Deaths of despair (suicide, drug overdoses and alcoholism) have become so widespread in the U.S. that they’re dragging down life expectancy for the whole country, and the correlation between electoral districts hardest hit by this scourge and their votes for Trump ought to make Stein reconsider his claim.
Maybe we Americans resent the elites of both major parties because our jobs are precarious, we’ve mortgaged our futures for our kids’ education, and our healthcare system is a cruel joke — not to mention an infrastructure that’s crumbling in the face of climate catastrophes. I suspect that the Joel Steins of our country have been too busy preening themselves to notice all the frustration, pain and dashed hopes.
As an egghead academic with a doctorate from Columbia University, I resent getting lumped with our feckless political elites in lame apologias for their egregious failures.
Sam Coleman, Huntington Beach
To the editor: Stein loves Warren, a Harvard law professor and member of the intellectual elite, which is made up of people that he says “think they are better than you. People like me.”
No, they only know more facts than the “non-elite.” They may know a Monet from a Mondrian and the names of the Karamazov brothers, but that does not make them better than the guy who parks their car.
Stein likes Warren because she has a plan for everything. How many of her plans have been successfully tested outside the academic world? The Soviets had decades of plans designed by experts.

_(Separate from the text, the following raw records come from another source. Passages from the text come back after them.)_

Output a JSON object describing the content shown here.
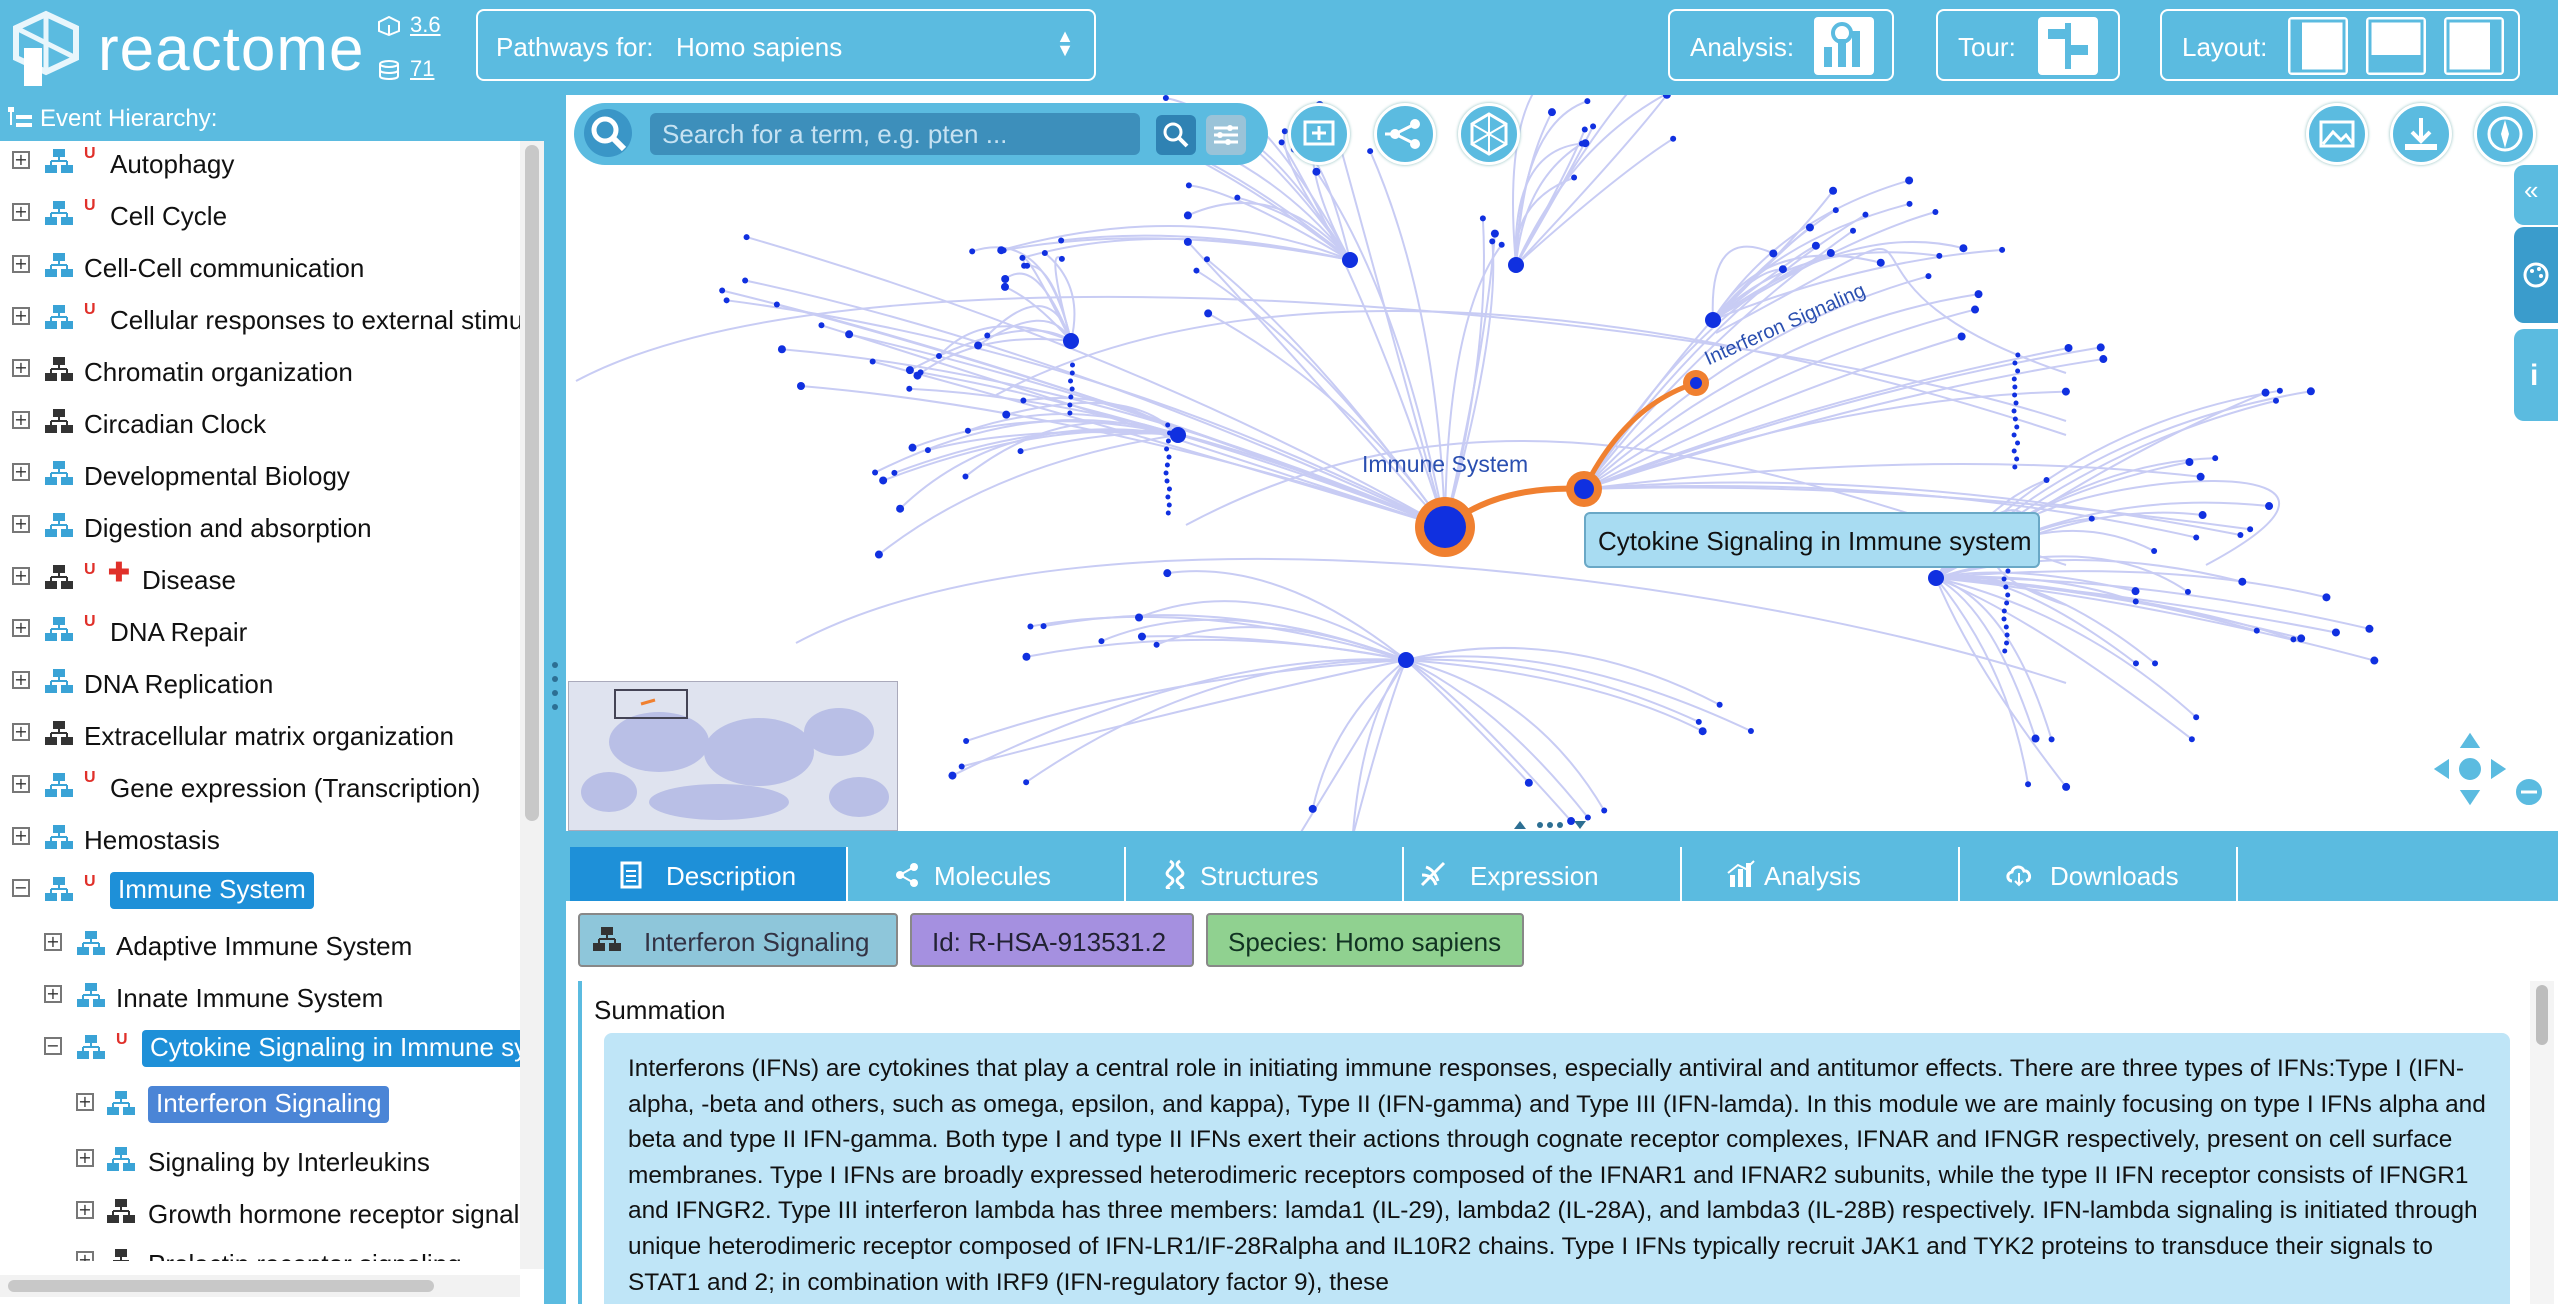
{
  "header": {
    "logo_text": "reactome",
    "release_version": "3.6",
    "db_version": "71",
    "species_label": "Pathways for:",
    "species_value": "Homo sapiens",
    "analysis_label": "Analysis:",
    "tour_label": "Tour:",
    "layout_label": "Layout:"
  },
  "event_hierarchy": {
    "title": "Event Hierarchy:",
    "items": [
      {
        "label": "Autophagy"
      },
      {
        "label": "Cell Cycle"
      },
      {
        "label": "Cell-Cell communication"
      },
      {
        "label": "Cellular responses to external stimu"
      },
      {
        "label": "Chromatin organization"
      },
      {
        "label": "Circadian Clock"
      },
      {
        "label": "Developmental Biology"
      },
      {
        "label": "Digestion and absorption"
      },
      {
        "label": "Disease"
      },
      {
        "label": "DNA Repair"
      },
      {
        "label": "DNA Replication"
      },
      {
        "label": "Extracellular matrix organization"
      },
      {
        "label": "Gene expression (Transcription)"
      },
      {
        "label": "Hemostasis"
      },
      {
        "label": "Immune System"
      },
      {
        "label": "Adaptive Immune System"
      },
      {
        "label": "Innate Immune System"
      },
      {
        "label": "Cytokine Signaling in Immune sy"
      },
      {
        "label": "Interferon Signaling"
      },
      {
        "label": "Signaling by Interleukins"
      },
      {
        "label": "Growth hormone receptor signal"
      },
      {
        "label": "Prolactin receptor signaling"
      }
    ]
  },
  "search": {
    "placeholder": "Search for a term, e.g. pten ..."
  },
  "diagram": {
    "node_labels": {
      "immune_system": "Immune System",
      "interferon_signaling": "Interferon Signaling"
    },
    "tooltip": "Cytokine Signaling in Immune system"
  },
  "details": {
    "tabs": [
      {
        "label": "Description"
      },
      {
        "label": "Molecules"
      },
      {
        "label": "Structures"
      },
      {
        "label": "Expression"
      },
      {
        "label": "Analysis"
      },
      {
        "label": "Downloads"
      }
    ],
    "chips": {
      "name": "Interferon Signaling",
      "id": "Id: R-HSA-913531.2",
      "species": "Species: Homo sapiens"
    },
    "summation_title": "Summation",
    "summation_text": "Interferons (IFNs) are cytokines that play a central role in initiating immune responses, especially antiviral and antitumor effects. There are three types of IFNs:Type I (IFN-alpha, -beta and others, such as omega, epsilon, and kappa), Type II (IFN-gamma) and Type III (IFN-lamda). In this module we are mainly focusing on type I IFNs alpha and beta and type II IFN-gamma. Both type I and type II IFNs exert their actions through cognate receptor complexes, IFNAR and IFNGR respectively, present on cell surface membranes. Type I IFNs are broadly expressed heterodimeric receptors composed of the IFNAR1 and IFNAR2 subunits, while the type II IFN receptor consists of IFNGR1 and IFNGR2. Type III interferon lambda has three members: lamda1 (IL-29), lambda2 (IL-28A), and lambda3 (IL-28B) respectively. IFN-lambda signaling is initiated through unique heterodimeric receptor composed of IFN-LR1/IF-28Ralpha and IL10R2 chains. Type I IFNs typically recruit JAK1 and TYK2 proteins to transduce their signals to STAT1 and 2; in combination with IRF9 (IFN-regulatory factor 9), these"
  },
  "colors": {
    "header_bg": "#5bbbe0",
    "selected_bg": "#1e90d8",
    "highlight_orange": "#f08030",
    "node_blue": "#1030e0",
    "edge": "#c8ccf4"
  }
}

Knowing facts does not make one wise or good.
David Goodwin, Pasadena
To the editor: Stein makes a compelling case regarding elitism and the 2016 election, but I believe the case against political elitism is just a well-honed propaganda tool.
Hillary Clinton, who won the popular vote in 2016, did not come from a wealthy family yet built a stunning resume from hard work. Warren attended a public law school. We know the rest of the story.
President Trump has made a career out of being the rich spoiled guy. If having the audacity to bleed through a billion dollars in failed business ventures isn’t elitist, I don’t know what is.
Trump doesn’t represent corporate elitists; he is the corporate elite.
Bethia Sheean-Wallace, Fullerton
To the editor: As I read Stein’s very funny piece, I reflected on the obstacles I face in my aspirations to be an elite like him.
I graduated from college, but from a mid-tier school (Virginia Tech), and not in an elite major such as philosophy or history, but with a utilitarian degree in civil engineering. I did earn a graduate degree, but only a master’s, not a doctorate. I enjoy doing the L.A. Times’ Sudoku, but I don’t create them myself as any self-respecting elite would do. Most damning of all, I like beer.
I shall remain a wannabe elite. As I stumble through my non-elite life, I can at least take comfort in knowing the elite Warren has a plan for me that I wouldn’t understand.